Included throughout are images by both professional and amateur photographers, although those by professionals are extant in far greater numbers.


Miscellaneous photographic collection, 1901, 1918, and undated

2.75 cubic feet (in 6 boxes)

The collection consists mostly of variously sized tinted portraits, film negatives, glass-plate negatives, lantern slides, and tin types, of diverse topics.

This is a miscellaneous collection housed together because of format, not because of provenance. Parts of the collection were donated by several donors over a period of time prior to 1996.

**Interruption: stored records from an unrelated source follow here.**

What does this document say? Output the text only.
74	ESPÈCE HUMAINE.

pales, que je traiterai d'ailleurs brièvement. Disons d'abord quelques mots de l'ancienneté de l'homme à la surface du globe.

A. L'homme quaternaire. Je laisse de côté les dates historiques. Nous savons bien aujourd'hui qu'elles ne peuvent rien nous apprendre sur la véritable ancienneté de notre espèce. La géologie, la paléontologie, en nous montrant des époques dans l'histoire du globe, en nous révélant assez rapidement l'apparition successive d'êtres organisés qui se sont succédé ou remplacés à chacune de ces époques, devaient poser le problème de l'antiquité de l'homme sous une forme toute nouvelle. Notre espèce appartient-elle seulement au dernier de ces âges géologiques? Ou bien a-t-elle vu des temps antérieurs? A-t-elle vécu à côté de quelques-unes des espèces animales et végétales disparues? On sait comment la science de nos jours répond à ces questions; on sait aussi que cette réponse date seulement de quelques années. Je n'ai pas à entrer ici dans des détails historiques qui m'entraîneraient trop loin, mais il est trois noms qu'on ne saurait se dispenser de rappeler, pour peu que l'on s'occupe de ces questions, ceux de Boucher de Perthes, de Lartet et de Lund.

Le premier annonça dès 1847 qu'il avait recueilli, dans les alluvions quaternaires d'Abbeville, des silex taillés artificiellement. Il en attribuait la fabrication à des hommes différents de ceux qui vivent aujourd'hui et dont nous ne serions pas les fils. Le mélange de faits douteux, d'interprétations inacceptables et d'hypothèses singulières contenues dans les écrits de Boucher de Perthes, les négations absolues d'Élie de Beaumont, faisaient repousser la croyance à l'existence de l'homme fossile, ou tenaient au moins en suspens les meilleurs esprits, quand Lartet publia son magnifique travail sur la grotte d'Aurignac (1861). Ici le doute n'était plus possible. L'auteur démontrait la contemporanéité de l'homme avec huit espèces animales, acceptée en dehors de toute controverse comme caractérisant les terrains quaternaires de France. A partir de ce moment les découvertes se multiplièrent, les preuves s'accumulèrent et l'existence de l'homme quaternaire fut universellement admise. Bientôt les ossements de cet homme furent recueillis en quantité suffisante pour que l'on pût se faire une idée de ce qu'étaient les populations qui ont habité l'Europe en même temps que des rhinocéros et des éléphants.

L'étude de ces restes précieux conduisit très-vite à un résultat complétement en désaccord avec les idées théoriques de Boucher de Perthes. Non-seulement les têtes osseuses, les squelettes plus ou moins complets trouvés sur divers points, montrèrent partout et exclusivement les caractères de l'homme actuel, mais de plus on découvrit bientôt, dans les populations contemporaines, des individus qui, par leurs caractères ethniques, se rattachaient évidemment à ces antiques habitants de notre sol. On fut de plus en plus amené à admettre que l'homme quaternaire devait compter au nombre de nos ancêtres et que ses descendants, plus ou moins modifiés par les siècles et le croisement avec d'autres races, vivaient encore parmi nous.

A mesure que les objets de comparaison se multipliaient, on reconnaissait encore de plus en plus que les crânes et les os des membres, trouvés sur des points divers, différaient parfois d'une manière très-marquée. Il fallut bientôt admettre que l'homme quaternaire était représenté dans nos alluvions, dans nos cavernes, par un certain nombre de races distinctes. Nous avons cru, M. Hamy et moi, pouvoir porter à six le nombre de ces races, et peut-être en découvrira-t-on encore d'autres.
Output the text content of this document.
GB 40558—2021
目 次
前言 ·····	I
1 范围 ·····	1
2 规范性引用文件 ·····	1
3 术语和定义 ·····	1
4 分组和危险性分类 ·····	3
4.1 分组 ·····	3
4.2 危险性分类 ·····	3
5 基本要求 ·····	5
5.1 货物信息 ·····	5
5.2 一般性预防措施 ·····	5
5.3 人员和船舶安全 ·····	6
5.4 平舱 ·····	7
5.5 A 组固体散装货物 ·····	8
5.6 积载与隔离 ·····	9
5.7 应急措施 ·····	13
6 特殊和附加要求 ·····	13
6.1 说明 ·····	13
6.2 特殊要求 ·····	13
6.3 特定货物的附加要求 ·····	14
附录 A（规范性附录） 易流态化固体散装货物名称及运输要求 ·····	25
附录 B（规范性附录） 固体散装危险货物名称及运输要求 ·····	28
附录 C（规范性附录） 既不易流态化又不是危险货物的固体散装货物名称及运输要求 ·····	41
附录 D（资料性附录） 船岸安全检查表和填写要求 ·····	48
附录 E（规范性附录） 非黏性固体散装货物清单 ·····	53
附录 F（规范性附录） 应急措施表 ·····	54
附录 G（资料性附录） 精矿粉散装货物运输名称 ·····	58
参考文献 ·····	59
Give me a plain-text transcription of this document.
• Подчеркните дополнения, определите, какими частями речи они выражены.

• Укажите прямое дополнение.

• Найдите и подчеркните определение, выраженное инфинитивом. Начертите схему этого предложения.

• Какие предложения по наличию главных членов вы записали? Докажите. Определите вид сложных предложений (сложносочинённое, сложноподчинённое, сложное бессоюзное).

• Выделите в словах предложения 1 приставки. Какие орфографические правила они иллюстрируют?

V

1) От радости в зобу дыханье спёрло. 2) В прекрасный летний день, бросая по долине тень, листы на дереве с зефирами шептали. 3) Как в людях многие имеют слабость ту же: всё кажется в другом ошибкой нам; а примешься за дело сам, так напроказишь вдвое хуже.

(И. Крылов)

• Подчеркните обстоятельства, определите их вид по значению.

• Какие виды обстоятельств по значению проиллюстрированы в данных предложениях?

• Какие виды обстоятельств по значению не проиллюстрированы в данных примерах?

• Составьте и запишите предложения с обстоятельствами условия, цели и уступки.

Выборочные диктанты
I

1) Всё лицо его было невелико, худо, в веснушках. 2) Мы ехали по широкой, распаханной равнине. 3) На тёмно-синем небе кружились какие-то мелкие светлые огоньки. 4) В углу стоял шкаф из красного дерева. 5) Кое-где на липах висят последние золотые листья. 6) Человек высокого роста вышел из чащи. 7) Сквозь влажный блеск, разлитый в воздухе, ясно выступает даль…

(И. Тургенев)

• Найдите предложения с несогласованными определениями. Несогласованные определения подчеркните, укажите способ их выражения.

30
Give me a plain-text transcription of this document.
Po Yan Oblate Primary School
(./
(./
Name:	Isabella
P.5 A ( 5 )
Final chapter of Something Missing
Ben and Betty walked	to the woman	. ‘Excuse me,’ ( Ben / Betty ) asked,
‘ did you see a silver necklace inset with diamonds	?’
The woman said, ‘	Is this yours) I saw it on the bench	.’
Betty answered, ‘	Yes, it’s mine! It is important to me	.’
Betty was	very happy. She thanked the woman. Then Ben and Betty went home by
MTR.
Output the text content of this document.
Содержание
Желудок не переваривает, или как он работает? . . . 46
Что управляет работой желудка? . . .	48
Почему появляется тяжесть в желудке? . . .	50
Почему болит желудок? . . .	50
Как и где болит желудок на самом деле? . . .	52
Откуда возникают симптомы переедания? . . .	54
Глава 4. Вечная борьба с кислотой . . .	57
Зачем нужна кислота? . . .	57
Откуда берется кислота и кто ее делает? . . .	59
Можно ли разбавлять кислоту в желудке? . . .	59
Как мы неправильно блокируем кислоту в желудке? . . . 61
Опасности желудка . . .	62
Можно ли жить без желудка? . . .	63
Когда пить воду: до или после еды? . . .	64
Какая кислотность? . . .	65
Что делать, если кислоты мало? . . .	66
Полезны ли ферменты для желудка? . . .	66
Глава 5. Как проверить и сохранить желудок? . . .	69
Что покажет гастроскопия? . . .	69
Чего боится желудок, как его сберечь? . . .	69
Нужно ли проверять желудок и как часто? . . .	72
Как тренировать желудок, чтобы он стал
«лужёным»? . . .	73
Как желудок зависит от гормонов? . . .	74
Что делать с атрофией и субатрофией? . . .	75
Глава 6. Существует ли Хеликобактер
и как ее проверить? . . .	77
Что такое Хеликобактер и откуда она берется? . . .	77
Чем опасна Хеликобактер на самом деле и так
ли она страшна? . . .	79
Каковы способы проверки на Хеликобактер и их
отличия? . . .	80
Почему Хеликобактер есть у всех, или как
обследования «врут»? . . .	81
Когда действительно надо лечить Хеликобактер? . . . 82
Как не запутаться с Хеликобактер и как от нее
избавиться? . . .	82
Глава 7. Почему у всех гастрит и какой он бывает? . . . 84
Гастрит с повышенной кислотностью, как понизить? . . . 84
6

The materials are divided by type of format and size. Some materials which were originally housed or appear to have come from the same donor have been processed together. Therefore, Film Negatives and Glass-Plate Negatives are in two locations in this collection. Ex. Film Negatives are found in both Boxes 1 and 4. In this collection are found Colored, or Tinted, Glass Portraits, Film Negative portraits of men, women, children, and couples [probably from the 1940s-1950s]; Glass-plate negatives of men and women, buildings and structures, a train, and a train station; Lantern Slides; two pamphlets; and Tin Types. Only one Glass-plate negative of construction is dated, 1901. The rest of the materials are undated and may run from the late 19th through the early 20th century.

While many of the images are unidentified portraits of men, women, children, couples, and groups, cows, and miscellaneous, identified images include that of Dr. Anspach (See the catalog record and finding aid to his papers under CMU. Office of the President for further information on him), George Muhlberg [men fencing], the train station at Hudson (Mich.), lumberjacks, the Michigan state capitol, the Chippewa Hotel on Mackinac Island, Dog Sleds, Lumber Yards, and numerous Straits ferries. Among the ferries are Lansing Shoal, Duluth, Tionesta, Juanita, Straits of Mackinac, City of Mackinac, City of St. Ignace, the St. Ignace, and the Majestic. Ferries identified by company name only include the Goodrich Transit Company and Arnold Transit Company.

Also of particular note in the collection are glass-plate negative advertisements for a wide variety of topics including: ad space, businesses, clothing, food, miscellaneous, newspapers, personal, products, and a theater.

Also found in the collection are some World War I “Support the War,” 1918 and undated, propaganda glass-plate negatives. Lastly, there are two Methodist Episcopal Church bulletins, one from Clarkston, 1918, and Wayne, 1912. The decision was made to not separately catalog the bulletins at this time.

Box 6 includes Miscellaneous which may be some photographic experiments with exposure. A number of the images appear to have superimposed images or other visual distortions.

Processing Note: Two glass-plate negatives were so badly cracked that they were withdrawn from the collection. Several others suffered damage from being cracked and/or the emulsions being almost or partial peeled away from the glass. These were scanned by the Clarke’s web master, Pat Thelen, on June 20, 2007. The originals, which could be safely housed without causing further damage to the emulsions, were retained, along with a paper print-out of the image from the scan. Those originals which were so severely deteriorated that they could not be safely housed, were withdrawn from the collection, and a CD of the scan as well as a paper print-out of the image were added to the collection in their place.